Sounds like an industrial fan that has gone bad,
Con Edison utilizes exhaust fans in transformer ventilation systems. There may be a transformer vault in the area. Could be blocks away depending on the reflection of sound.
The audio clip, on my system, sounds more like a low-pitched throbbing than a high-pitched ringing. Perhaps my Fi is insufficiently Hi.
Anyhow, 314 West 91st is also the former home, 1969–91, of the Sullivan Institute for Research in Psychoanalysis (AKA the Sullivanians) and the cult’s late misleader, Saul Newton. Is this his final, belated affront to society?
Fred Newman was worse.
We must assert ourselves to stop the alarm issue in general. Way too much noise.
The same tone is plaguing the block on Manhattan Avenue between 102nd and 103rd Streets. It’s been ringing for months! I googled and learned it might be a rodent deterrent. Unacceptable noise pollution indeed. Make it stop!
Electronic rodent deterrents emit high-frequency sound waves that humans cannot hear
This noise sounds like a human deterrent
It took a week to figure this out? Doesn’t anybody else live in that building that would have heard the alarm?
Thank you to the officer that entered the apartment and stopped the noise.
Alarming, isn’t it?
Every time a bell rings, an angel gets its wings.
Don’t do that.
Don’t do what?? Lovely reference.
It tolls for thee and for me.
What a great battery that smoke detector utilized.

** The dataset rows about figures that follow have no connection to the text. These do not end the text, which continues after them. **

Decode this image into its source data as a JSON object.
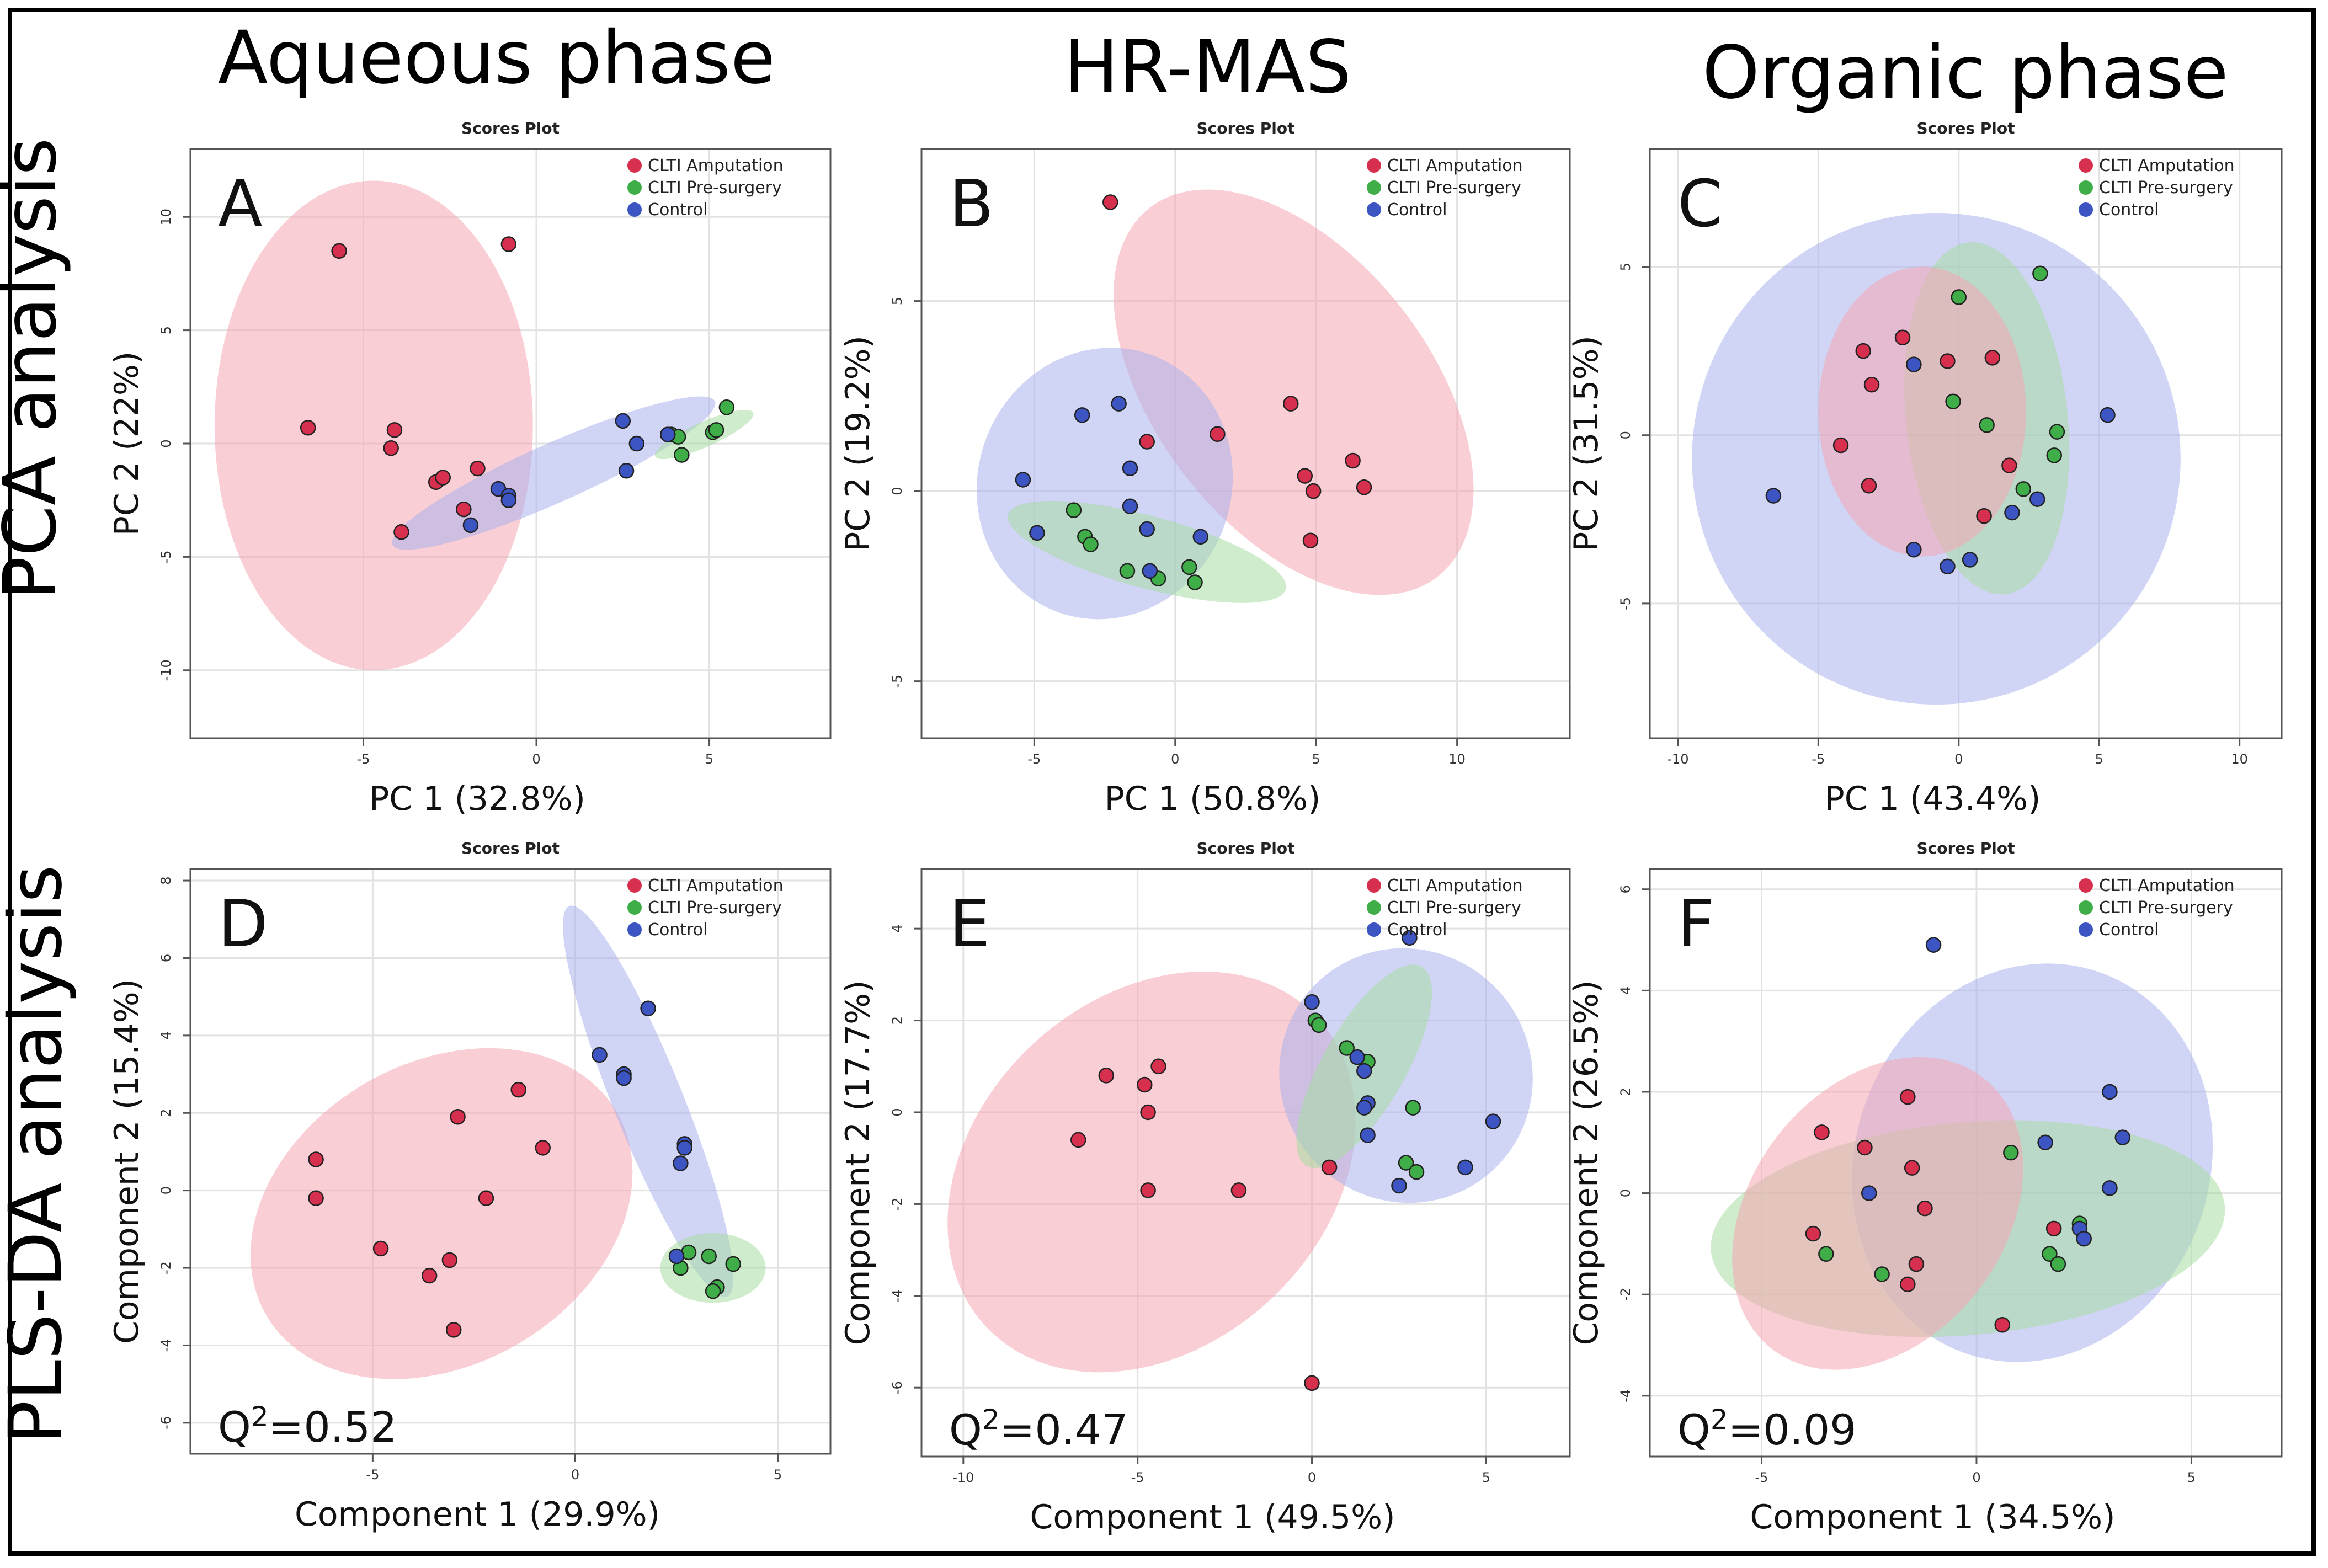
{
  "column_titles": [
    "Aqueous phase",
    "HR-MAS",
    "Organic phase"
  ],
  "row_titles": [
    "PCA analysis",
    "PLS-DA analysis"
  ],
  "legend": [
    {
      "label": "CLTI Amputation",
      "color": "#d6304e"
    },
    {
      "label": "CLTI Pre-surgery",
      "color": "#3fae49"
    },
    {
      "label": "Control",
      "color": "#3d55c3"
    }
  ],
  "ellipse_colors": {
    "CLTI Amputation": "#f4a6b3",
    "CLTI Pre-surgery": "#a8dca3",
    "Control": "#a9b1ec"
  },
  "chart_data": [
    {
      "panel": "A",
      "type": "scatter",
      "title": "Scores Plot",
      "xlabel": "PC 1 (32.8%)",
      "ylabel": "PC 2 (22%)",
      "xlim": [
        -10,
        8.5
      ],
      "ylim": [
        -13,
        13
      ],
      "xticks": [
        -5,
        0,
        5
      ],
      "yticks": [
        -10,
        -5,
        0,
        5,
        10
      ],
      "q2": "",
      "ellipses": [
        {
          "name": "CLTI Amputation",
          "cx": -4.7,
          "cy": 0.8,
          "rx": 4.6,
          "ry": 10.8,
          "angle": 0
        },
        {
          "name": "Control",
          "cx": 0.5,
          "cy": -1.3,
          "rx": 5.1,
          "ry": 1.3,
          "angle": 24
        },
        {
          "name": "CLTI Pre-surgery",
          "cx": 4.85,
          "cy": 0.4,
          "rx": 1.55,
          "ry": 0.55,
          "angle": 24
        }
      ],
      "series": [
        {
          "name": "CLTI Amputation",
          "x": [
            -6.6,
            -5.7,
            -0.8,
            -4.1,
            -4.2,
            -2.9,
            -2.7,
            -1.7,
            -2.1,
            -3.9
          ],
          "y": [
            0.7,
            8.5,
            8.8,
            0.6,
            -0.2,
            -1.7,
            -1.5,
            -1.1,
            -2.9,
            -3.9
          ]
        },
        {
          "name": "CLTI Pre-surgery",
          "x": [
            3.9,
            4.1,
            5.1,
            5.2,
            5.5,
            4.2
          ],
          "y": [
            0.4,
            0.3,
            0.5,
            0.6,
            1.6,
            -0.5
          ]
        },
        {
          "name": "Control",
          "x": [
            -1.9,
            -1.1,
            -0.8,
            -0.8,
            2.5,
            2.9,
            2.6,
            3.8
          ],
          "y": [
            -3.6,
            -2.0,
            -2.3,
            -2.5,
            1.0,
            0.0,
            -1.2,
            0.4
          ]
        }
      ]
    },
    {
      "panel": "B",
      "type": "scatter",
      "title": "Scores Plot",
      "xlabel": "PC 1 (50.8%)",
      "ylabel": "PC 2 (19.2%)",
      "xlim": [
        -9,
        14
      ],
      "ylim": [
        -6.5,
        9
      ],
      "xticks": [
        -5,
        0,
        5,
        10
      ],
      "yticks": [
        -5,
        0,
        5
      ],
      "q2": "",
      "ellipses": [
        {
          "name": "CLTI Amputation",
          "cx": 4.2,
          "cy": 2.6,
          "rx": 8.3,
          "ry": 3.6,
          "angle": -52
        },
        {
          "name": "Control",
          "cx": -2.5,
          "cy": 0.2,
          "rx": 4.5,
          "ry": 3.6,
          "angle": -20
        },
        {
          "name": "CLTI Pre-surgery",
          "cx": -1.0,
          "cy": -1.6,
          "rx": 5.1,
          "ry": 0.95,
          "angle": -15
        }
      ],
      "series": [
        {
          "name": "CLTI Amputation",
          "x": [
            -2.3,
            4.1,
            1.5,
            -1.0,
            6.3,
            4.6,
            6.7,
            4.9,
            4.8
          ],
          "y": [
            7.6,
            2.3,
            1.5,
            1.3,
            0.8,
            0.4,
            0.1,
            0.0,
            -1.3
          ]
        },
        {
          "name": "CLTI Pre-surgery",
          "x": [
            -3.6,
            -3.2,
            -3.0,
            0.5,
            0.7,
            -0.6,
            -1.7
          ],
          "y": [
            -0.5,
            -1.2,
            -1.4,
            -2.0,
            -2.4,
            -2.3,
            -2.1
          ]
        },
        {
          "name": "Control",
          "x": [
            -5.4,
            -4.9,
            -3.3,
            -2.0,
            -1.6,
            -1.0,
            -1.6,
            -0.9,
            0.9
          ],
          "y": [
            0.3,
            -1.1,
            2.0,
            2.3,
            0.6,
            -1.0,
            -0.4,
            -2.1,
            -1.2
          ]
        }
      ]
    },
    {
      "panel": "C",
      "type": "scatter",
      "title": "Scores Plot",
      "xlabel": "PC 1 (43.4%)",
      "ylabel": "PC 2 (31.5%)",
      "xlim": [
        -11,
        11.5
      ],
      "ylim": [
        -9,
        8.5
      ],
      "xticks": [
        -10,
        -5,
        0,
        5,
        10
      ],
      "yticks": [
        -5,
        0,
        5
      ],
      "q2": "",
      "ellipses": [
        {
          "name": "Control",
          "cx": -0.8,
          "cy": -0.7,
          "rx": 8.7,
          "ry": 7.3,
          "angle": 0
        },
        {
          "name": "CLTI Pre-surgery",
          "cx": 1.0,
          "cy": 0.5,
          "rx": 6.3,
          "ry": 2.4,
          "angle": -84
        },
        {
          "name": "CLTI Amputation",
          "cx": -1.3,
          "cy": 0.7,
          "rx": 3.7,
          "ry": 4.3,
          "angle": 0
        }
      ],
      "series": [
        {
          "name": "CLTI Amputation",
          "x": [
            -2.0,
            -3.4,
            -0.4,
            1.2,
            -3.1,
            -4.2,
            -3.2,
            1.8,
            0.9
          ],
          "y": [
            2.9,
            2.5,
            2.2,
            2.3,
            1.5,
            -0.3,
            -1.5,
            -0.9,
            -2.4
          ]
        },
        {
          "name": "CLTI Pre-surgery",
          "x": [
            2.9,
            0.0,
            -0.2,
            1.0,
            3.5,
            3.4,
            2.3
          ],
          "y": [
            4.8,
            4.1,
            1.0,
            0.3,
            0.1,
            -0.6,
            -1.6
          ]
        },
        {
          "name": "Control",
          "x": [
            -1.6,
            5.3,
            -6.6,
            2.8,
            1.9,
            -1.6,
            -0.4,
            0.4
          ],
          "y": [
            2.1,
            0.6,
            -1.8,
            -1.9,
            -2.3,
            -3.4,
            -3.9,
            -3.7
          ]
        }
      ]
    },
    {
      "panel": "D",
      "type": "scatter",
      "title": "Scores Plot",
      "xlabel": "Component 1 (29.9%)",
      "ylabel": "Component 2 (15.4%)",
      "xlim": [
        -9.5,
        6.3
      ],
      "ylim": [
        -6.8,
        8.3
      ],
      "xticks": [
        -5,
        0,
        5
      ],
      "yticks": [
        -6,
        -4,
        -2,
        0,
        2,
        4,
        6,
        8
      ],
      "q2": "Q2=0.52",
      "ellipses": [
        {
          "name": "CLTI Amputation",
          "cx": -3.3,
          "cy": -0.6,
          "rx": 5.0,
          "ry": 3.9,
          "angle": 30
        },
        {
          "name": "Control",
          "cx": 1.8,
          "cy": 2.3,
          "rx": 5.2,
          "ry": 0.9,
          "angle": -68
        },
        {
          "name": "CLTI Pre-surgery",
          "cx": 3.4,
          "cy": -2.0,
          "rx": 1.3,
          "ry": 0.9,
          "angle": 0
        }
      ],
      "series": [
        {
          "name": "CLTI Amputation",
          "x": [
            -6.4,
            -6.4,
            -1.4,
            -2.9,
            -0.8,
            -2.2,
            -4.8,
            -3.1,
            -3.6,
            -3.0
          ],
          "y": [
            0.8,
            -0.2,
            2.6,
            1.9,
            1.1,
            -0.2,
            -1.5,
            -1.8,
            -2.2,
            -3.6
          ]
        },
        {
          "name": "CLTI Pre-surgery",
          "x": [
            2.8,
            3.3,
            3.9,
            2.6,
            3.5,
            3.4
          ],
          "y": [
            -1.6,
            -1.7,
            -1.9,
            -2.0,
            -2.5,
            -2.6
          ]
        },
        {
          "name": "Control",
          "x": [
            1.8,
            0.6,
            1.2,
            1.2,
            2.7,
            2.7,
            2.6,
            2.5
          ],
          "y": [
            4.7,
            3.5,
            3.0,
            2.9,
            1.2,
            1.1,
            0.7,
            -1.7
          ]
        }
      ]
    },
    {
      "panel": "E",
      "type": "scatter",
      "title": "Scores Plot",
      "xlabel": "Component 1 (49.5%)",
      "ylabel": "Component 2 (17.7%)",
      "xlim": [
        -11.2,
        7.4
      ],
      "ylim": [
        -7.5,
        5.3
      ],
      "xticks": [
        -10,
        -5,
        0,
        5
      ],
      "yticks": [
        -6,
        -4,
        -2,
        0,
        2,
        4
      ],
      "q2": "Q2=0.47",
      "ellipses": [
        {
          "name": "CLTI Amputation",
          "cx": -4.6,
          "cy": -1.3,
          "rx": 6.5,
          "ry": 3.8,
          "angle": 43
        },
        {
          "name": "Control",
          "cx": 2.7,
          "cy": 0.8,
          "rx": 3.6,
          "ry": 2.8,
          "angle": 40
        },
        {
          "name": "CLTI Pre-surgery",
          "cx": 1.5,
          "cy": 1.0,
          "rx": 3.3,
          "ry": 0.9,
          "angle": 60
        }
      ],
      "series": [
        {
          "name": "CLTI Amputation",
          "x": [
            -4.4,
            -5.9,
            -4.8,
            -6.7,
            -4.7,
            -4.7,
            -2.1,
            0.5,
            0.0
          ],
          "y": [
            1.0,
            0.8,
            0.6,
            -0.6,
            0.0,
            -1.7,
            -1.7,
            -1.2,
            -5.9
          ]
        },
        {
          "name": "CLTI Pre-surgery",
          "x": [
            0.1,
            0.2,
            1.0,
            1.6,
            2.9,
            2.7,
            3.0
          ],
          "y": [
            2.0,
            1.9,
            1.4,
            1.1,
            0.1,
            -1.1,
            -1.3
          ]
        },
        {
          "name": "Control",
          "x": [
            2.8,
            0.0,
            1.3,
            1.5,
            1.6,
            1.5,
            1.6,
            4.4,
            2.5,
            5.2
          ],
          "y": [
            3.8,
            2.4,
            1.2,
            0.9,
            0.2,
            0.1,
            -0.5,
            -1.2,
            -1.6,
            -0.2
          ]
        }
      ]
    },
    {
      "panel": "F",
      "type": "scatter",
      "title": "Scores Plot",
      "xlabel": "Component 1 (34.5%)",
      "ylabel": "Component 2 (26.5%)",
      "xlim": [
        -7.6,
        7.1
      ],
      "ylim": [
        -5.2,
        6.4
      ],
      "xticks": [
        -5,
        0,
        5
      ],
      "yticks": [
        -4,
        -2,
        0,
        2,
        4,
        6
      ],
      "q2": "Q2=0.09",
      "ellipses": [
        {
          "name": "Control",
          "cx": 1.3,
          "cy": 0.6,
          "rx": 4.7,
          "ry": 3.5,
          "angle": 70
        },
        {
          "name": "CLTI Pre-surgery",
          "cx": -0.2,
          "cy": -0.7,
          "rx": 6.0,
          "ry": 2.1,
          "angle": 5
        },
        {
          "name": "CLTI Amputation",
          "cx": -2.3,
          "cy": -0.4,
          "rx": 4.0,
          "ry": 2.5,
          "angle": 52
        }
      ],
      "series": [
        {
          "name": "CLTI Amputation",
          "x": [
            -1.6,
            -3.6,
            -2.6,
            -1.5,
            -1.2,
            -3.8,
            -1.4,
            -1.6,
            0.6,
            1.8
          ],
          "y": [
            1.9,
            1.2,
            0.9,
            0.5,
            -0.3,
            -0.8,
            -1.4,
            -1.8,
            -2.6,
            -0.7
          ]
        },
        {
          "name": "CLTI Pre-surgery",
          "x": [
            0.8,
            2.4,
            1.7,
            1.9,
            -2.2,
            -3.5
          ],
          "y": [
            0.8,
            -0.6,
            -1.2,
            -1.4,
            -1.6,
            -1.2
          ]
        },
        {
          "name": "Control",
          "x": [
            -1.0,
            3.1,
            3.4,
            1.6,
            -2.5,
            3.1,
            2.4,
            2.5
          ],
          "y": [
            4.9,
            2.0,
            1.1,
            1.0,
            0.0,
            0.1,
            -0.7,
            -0.9
          ]
        }
      ]
    }
  ]
}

This has been happening on west 95th between Broadway and Amsterdam for months. Police, 311, no one can seem to fix it.
I can imagine how annoying that was. At least 3-4 times a year (usually in the sprng and summer time when we keep our windows open) an apartment with a terrace has an alarm that for whatever reason goes off until the people come home to turn it off. They obviously go away on the weekends and it usually starts on a Friday night and keeps going up till Monday when they return. I won’t give out the address, but they are on 80th street and as I said, it seems to happen 3-4 times a year. When you see and confront them of how it bothered the entire neighborhood for days, they shrug their heads showing that they could care less. When you go to their building and tell the doorman, he calls the super who says to say there is nothing he can do. It’s been awhile since it last happened but with the nice weather approaching and our windows to soon be open at night, it’s bound to happen again soon.
How many Upper West Siders does it take to turn off a smoke detector?
Interesting. We had a high pitched buzz happening outside on west 71st Street for about a week – about a month or so ago – mostly in the evening into early morning. Was driving me crazy and never could figure out what it was. In fact, we joked that it was aliens. Anyone else hear it in this vicinity?
whenever stuff like this is updated with something to the effect of “hours after we posted something the police solved it” all it does is indicate that if someone had just gone to the precinct and said something, they wouldn’t have had to suffer – “suffer” – for seven whole days. like, you went through all the effort to put signs with QR codes up but couldn’t be bothered to take advantage of an actual community resource? maybe cops don’t do anything in the neighborhood because they don’t know about them until people complain enough for WSR to write about it. 🙄
We had the same issue last year on West 82 — and same outcome. 4 days, and it turned out to be a ceiling fire alarm whose battery was failing, in an unoccupied apartment!
Ahhh, I’m so glad I came across this story. I originally thought I was experiencing prolonged tinnitus until my husband confirmed he was hearing it too – ha!
Huh, I heard something similar this week on 89th between CPW and Columbus. When I saw the headline I assumed it was the same sound. But it must be something separate a few avenues over
I have the same problem on W. 73rd St. and Riverside Drive. This ringing sounds been going on for about 3 to 4 years now. People think it’s ringing in their ears doing it.? Can you send those experts over to 73rd and Riverside Drive and find out where this forever ringing sound is coming from?